Jacques Cousteau portrait stars Lambert Wilson, Pierre Niney, Audrey Tautou

MADRID — Starring Lambert Wilson (“Of Gods and Men”), Pierre Niney (“Yves Saint Laurent”) and Audrey Tautou (“Amelie), Jerome Salle’s Wild Bunch-sold “The Odyssey” will world premiere at San Sebastian, closing this year’s festival.

A film on the life of deep-sea explorer Jacques Cousteau, structured around his troubled relationship with his son, Philippe, “The Odyssey” charts not only Cousteau’s game-changing discovery of life at the bottom of the ocean, and near unique ability to communicate his excitement to others, but his halting understanding of the importance of his own family. Boasting a stellar French cast, six-time Cesar-nominated Lambert plays Cousteau, Tautou, star of multiple other French films such as “A Very Long Engagement,” limns his wife. Niney, regarded by many as the finest actor of his generation, portrays son Philippe.

A director of ambitious, big-canvas French movies, Salle’s latest movie, “Zulu,” toplining Orlando Bloom and Forest Whitaker, closed the Cannes Festival in 2013. Director of 2005 French original “Anthony Zimmer,” re-made as “The Tourist,” starring Johnny Depp and Angelina Jolie, Salle teamed with Wild Bunch on “Largo Winch” and its sequel, attempts at French issue-themed action-thrillers with an international reach in setting and sales.

“The Odyssey’s” closing slot world premiere heightens the presence of Wild Bunch at San Sebastian, a festival it has always supported and where Bertrand Bonello’s potentially explosive “Nocturama” already plays in competition this year.

Produced by Pan Europeenne and Fidelity Films, two of France’s strongest indie production houses, “The Odyssey” is budgeted at a reported €35 million ($38.9 million), making it one of France’s biggest productions of 2016.

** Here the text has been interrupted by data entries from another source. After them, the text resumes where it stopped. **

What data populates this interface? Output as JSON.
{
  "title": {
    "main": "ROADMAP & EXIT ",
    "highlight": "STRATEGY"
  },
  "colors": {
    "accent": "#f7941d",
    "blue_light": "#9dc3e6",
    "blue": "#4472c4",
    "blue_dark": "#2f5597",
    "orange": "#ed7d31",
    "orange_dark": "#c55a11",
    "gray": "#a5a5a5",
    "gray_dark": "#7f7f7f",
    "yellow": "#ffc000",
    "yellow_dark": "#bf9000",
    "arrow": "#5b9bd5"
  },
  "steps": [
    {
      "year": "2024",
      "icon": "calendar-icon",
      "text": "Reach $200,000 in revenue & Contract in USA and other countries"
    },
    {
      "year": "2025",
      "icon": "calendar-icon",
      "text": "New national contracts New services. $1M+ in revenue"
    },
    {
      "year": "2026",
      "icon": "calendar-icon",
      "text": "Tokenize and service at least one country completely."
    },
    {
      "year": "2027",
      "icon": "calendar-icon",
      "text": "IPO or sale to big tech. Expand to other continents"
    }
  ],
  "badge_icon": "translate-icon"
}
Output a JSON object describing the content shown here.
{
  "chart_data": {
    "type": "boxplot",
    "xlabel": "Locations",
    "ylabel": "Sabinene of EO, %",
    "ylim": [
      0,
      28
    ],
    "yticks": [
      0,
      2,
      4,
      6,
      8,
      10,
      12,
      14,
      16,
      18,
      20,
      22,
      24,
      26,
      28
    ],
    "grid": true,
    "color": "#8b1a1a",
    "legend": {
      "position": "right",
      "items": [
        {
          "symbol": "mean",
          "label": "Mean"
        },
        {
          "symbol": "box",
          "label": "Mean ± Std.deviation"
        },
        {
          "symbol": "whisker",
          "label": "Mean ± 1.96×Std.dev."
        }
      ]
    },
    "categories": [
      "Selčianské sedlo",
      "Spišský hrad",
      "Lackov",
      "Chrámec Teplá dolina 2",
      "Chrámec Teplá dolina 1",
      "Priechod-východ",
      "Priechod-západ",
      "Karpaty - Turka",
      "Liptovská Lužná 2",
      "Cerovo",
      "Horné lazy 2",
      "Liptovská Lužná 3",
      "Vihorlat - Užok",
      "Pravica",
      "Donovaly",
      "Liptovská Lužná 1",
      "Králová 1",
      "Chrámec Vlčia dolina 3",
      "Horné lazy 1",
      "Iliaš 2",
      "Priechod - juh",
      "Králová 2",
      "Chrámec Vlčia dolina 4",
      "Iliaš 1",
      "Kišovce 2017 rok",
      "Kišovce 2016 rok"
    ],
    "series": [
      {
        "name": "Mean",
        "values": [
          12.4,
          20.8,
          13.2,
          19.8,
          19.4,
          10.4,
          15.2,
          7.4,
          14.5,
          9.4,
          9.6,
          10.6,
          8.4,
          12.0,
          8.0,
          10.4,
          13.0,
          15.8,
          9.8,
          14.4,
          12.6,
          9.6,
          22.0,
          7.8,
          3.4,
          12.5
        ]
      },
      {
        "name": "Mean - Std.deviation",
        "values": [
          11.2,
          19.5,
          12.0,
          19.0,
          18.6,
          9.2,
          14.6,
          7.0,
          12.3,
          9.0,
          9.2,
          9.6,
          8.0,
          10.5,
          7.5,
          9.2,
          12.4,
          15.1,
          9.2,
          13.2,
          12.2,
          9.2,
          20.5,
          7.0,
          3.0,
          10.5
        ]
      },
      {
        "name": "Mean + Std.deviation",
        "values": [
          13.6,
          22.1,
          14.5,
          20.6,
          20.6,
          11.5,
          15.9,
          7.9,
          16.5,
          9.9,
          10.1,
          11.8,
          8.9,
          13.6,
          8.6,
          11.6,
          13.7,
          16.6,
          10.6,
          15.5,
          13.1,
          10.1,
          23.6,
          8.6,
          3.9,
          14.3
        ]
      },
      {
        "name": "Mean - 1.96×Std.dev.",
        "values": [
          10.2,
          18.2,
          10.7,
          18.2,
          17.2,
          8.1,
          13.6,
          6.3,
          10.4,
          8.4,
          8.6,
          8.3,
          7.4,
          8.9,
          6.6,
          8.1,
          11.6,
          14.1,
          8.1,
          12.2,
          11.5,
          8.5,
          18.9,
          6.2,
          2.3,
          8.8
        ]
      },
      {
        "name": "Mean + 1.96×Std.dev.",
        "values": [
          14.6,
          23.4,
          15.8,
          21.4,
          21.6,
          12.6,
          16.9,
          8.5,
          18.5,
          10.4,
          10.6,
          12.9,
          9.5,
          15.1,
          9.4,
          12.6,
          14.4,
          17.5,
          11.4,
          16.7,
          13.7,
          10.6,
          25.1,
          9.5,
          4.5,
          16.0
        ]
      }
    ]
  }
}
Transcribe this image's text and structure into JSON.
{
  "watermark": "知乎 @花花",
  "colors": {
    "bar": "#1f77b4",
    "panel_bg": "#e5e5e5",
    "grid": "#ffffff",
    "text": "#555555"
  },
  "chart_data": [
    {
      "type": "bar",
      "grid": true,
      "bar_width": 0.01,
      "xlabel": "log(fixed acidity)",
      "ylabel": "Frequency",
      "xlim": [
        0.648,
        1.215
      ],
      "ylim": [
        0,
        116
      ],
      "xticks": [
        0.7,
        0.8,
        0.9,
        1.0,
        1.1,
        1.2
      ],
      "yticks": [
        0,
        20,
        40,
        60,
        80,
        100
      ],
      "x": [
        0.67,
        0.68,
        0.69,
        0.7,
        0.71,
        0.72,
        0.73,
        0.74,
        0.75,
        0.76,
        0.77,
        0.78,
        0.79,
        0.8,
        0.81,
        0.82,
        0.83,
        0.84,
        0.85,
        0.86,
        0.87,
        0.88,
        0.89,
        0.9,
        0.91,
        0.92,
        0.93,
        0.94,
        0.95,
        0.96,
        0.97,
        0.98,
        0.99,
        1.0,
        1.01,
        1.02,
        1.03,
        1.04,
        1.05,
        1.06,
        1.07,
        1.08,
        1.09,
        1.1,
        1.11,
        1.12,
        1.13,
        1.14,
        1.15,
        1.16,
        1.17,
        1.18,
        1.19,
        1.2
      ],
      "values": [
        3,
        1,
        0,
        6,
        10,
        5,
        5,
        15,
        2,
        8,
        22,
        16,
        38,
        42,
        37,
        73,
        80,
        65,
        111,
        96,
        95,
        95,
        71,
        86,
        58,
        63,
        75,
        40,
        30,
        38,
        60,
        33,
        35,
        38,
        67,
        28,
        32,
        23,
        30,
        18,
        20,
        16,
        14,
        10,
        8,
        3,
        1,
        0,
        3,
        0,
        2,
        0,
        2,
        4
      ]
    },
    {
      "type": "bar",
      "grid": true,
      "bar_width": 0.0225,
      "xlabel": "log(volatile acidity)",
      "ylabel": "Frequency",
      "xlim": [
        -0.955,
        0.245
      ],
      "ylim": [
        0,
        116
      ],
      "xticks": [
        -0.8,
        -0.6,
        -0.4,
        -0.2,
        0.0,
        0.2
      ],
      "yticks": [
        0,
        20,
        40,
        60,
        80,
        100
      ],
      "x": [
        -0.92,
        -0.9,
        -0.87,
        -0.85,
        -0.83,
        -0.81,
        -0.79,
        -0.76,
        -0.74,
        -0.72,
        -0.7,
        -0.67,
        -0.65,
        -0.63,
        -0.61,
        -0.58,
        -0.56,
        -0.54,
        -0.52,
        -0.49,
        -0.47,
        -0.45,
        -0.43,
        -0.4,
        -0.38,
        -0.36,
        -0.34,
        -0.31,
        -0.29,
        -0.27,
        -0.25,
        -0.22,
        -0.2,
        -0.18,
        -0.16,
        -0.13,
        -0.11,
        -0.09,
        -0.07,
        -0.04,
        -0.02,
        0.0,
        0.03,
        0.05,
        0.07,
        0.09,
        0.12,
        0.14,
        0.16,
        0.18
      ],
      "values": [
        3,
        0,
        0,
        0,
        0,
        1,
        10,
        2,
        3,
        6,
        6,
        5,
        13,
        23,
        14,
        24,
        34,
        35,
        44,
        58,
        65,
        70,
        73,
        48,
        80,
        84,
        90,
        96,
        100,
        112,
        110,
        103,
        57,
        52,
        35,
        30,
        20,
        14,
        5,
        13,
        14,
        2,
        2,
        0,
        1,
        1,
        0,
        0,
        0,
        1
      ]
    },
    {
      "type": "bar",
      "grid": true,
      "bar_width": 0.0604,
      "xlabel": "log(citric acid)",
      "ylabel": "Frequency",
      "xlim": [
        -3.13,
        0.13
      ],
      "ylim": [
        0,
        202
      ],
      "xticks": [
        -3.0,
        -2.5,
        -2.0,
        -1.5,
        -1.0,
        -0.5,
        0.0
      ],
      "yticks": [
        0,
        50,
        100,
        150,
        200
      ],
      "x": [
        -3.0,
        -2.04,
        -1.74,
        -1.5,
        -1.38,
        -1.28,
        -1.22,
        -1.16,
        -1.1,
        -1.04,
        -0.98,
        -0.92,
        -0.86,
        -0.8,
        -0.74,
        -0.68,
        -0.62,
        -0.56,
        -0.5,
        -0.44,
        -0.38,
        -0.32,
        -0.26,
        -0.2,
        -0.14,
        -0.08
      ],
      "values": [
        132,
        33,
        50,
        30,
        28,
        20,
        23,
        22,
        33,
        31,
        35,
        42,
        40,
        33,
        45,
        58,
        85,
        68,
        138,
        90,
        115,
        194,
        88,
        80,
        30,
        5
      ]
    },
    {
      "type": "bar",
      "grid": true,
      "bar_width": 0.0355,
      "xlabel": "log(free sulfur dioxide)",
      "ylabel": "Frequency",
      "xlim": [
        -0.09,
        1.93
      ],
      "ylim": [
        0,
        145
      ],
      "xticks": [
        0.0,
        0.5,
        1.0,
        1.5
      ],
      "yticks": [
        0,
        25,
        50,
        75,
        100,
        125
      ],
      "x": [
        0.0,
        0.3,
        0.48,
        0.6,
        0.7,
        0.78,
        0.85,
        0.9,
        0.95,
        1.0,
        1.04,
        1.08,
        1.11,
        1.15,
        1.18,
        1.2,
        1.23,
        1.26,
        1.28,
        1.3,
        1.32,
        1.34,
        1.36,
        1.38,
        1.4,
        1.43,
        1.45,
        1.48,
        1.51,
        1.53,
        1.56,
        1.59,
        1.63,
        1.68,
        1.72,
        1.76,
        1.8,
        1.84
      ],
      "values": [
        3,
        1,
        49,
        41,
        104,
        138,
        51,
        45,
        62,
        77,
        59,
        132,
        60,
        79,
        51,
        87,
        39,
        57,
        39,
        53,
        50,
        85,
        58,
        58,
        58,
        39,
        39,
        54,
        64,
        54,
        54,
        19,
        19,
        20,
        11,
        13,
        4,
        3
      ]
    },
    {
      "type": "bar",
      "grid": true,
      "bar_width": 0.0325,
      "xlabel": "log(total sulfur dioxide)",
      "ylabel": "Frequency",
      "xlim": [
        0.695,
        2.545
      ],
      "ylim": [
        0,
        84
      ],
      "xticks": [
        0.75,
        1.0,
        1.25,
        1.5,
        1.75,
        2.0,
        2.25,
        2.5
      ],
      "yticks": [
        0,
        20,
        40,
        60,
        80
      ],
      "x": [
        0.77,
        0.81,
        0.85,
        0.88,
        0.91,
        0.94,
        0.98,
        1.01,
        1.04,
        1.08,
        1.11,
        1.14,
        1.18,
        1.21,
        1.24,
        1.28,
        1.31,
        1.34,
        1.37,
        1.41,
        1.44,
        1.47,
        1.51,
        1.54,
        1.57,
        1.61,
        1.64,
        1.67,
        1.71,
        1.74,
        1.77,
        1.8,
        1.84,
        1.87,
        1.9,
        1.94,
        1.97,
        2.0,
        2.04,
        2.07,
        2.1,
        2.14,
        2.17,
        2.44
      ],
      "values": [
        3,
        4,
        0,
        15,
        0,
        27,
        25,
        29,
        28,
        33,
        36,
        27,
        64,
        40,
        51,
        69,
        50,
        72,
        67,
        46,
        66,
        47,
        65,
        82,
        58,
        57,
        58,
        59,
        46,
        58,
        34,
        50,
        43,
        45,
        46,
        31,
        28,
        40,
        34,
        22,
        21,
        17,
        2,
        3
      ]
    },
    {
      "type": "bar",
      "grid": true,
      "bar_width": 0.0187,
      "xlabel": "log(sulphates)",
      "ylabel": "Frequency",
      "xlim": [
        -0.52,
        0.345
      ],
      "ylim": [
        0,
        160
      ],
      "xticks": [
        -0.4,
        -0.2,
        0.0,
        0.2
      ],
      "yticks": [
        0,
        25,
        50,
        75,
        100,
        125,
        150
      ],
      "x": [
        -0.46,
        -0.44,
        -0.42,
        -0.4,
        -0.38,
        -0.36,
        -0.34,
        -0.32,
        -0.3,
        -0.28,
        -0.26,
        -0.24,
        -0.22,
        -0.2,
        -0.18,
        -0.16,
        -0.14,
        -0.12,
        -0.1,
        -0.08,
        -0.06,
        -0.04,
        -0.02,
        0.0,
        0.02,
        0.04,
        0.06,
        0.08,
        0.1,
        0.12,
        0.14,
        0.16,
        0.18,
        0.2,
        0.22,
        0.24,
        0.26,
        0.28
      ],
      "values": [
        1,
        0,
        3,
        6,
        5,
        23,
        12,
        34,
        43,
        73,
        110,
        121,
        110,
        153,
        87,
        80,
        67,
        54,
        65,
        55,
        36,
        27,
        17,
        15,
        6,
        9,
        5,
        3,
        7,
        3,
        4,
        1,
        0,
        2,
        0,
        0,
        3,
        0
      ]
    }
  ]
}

“The Odyssey’s” closing night berth also continues a tradition of big French world premieres from big French companies closing San Sebastian, where, during the fest’s last day, a film can command considerable and almost exclusive press attention as well as play to an enthusiastic European audience.

Gaumont essayed this strategy, world premiering “The Untouchables” as San Sebastian’s closing movie in 2011. It went on to earn $426.5 million worldwide. “The Odyssey” will play out of competition after San Sebastian’s closing gala on Sept. 24.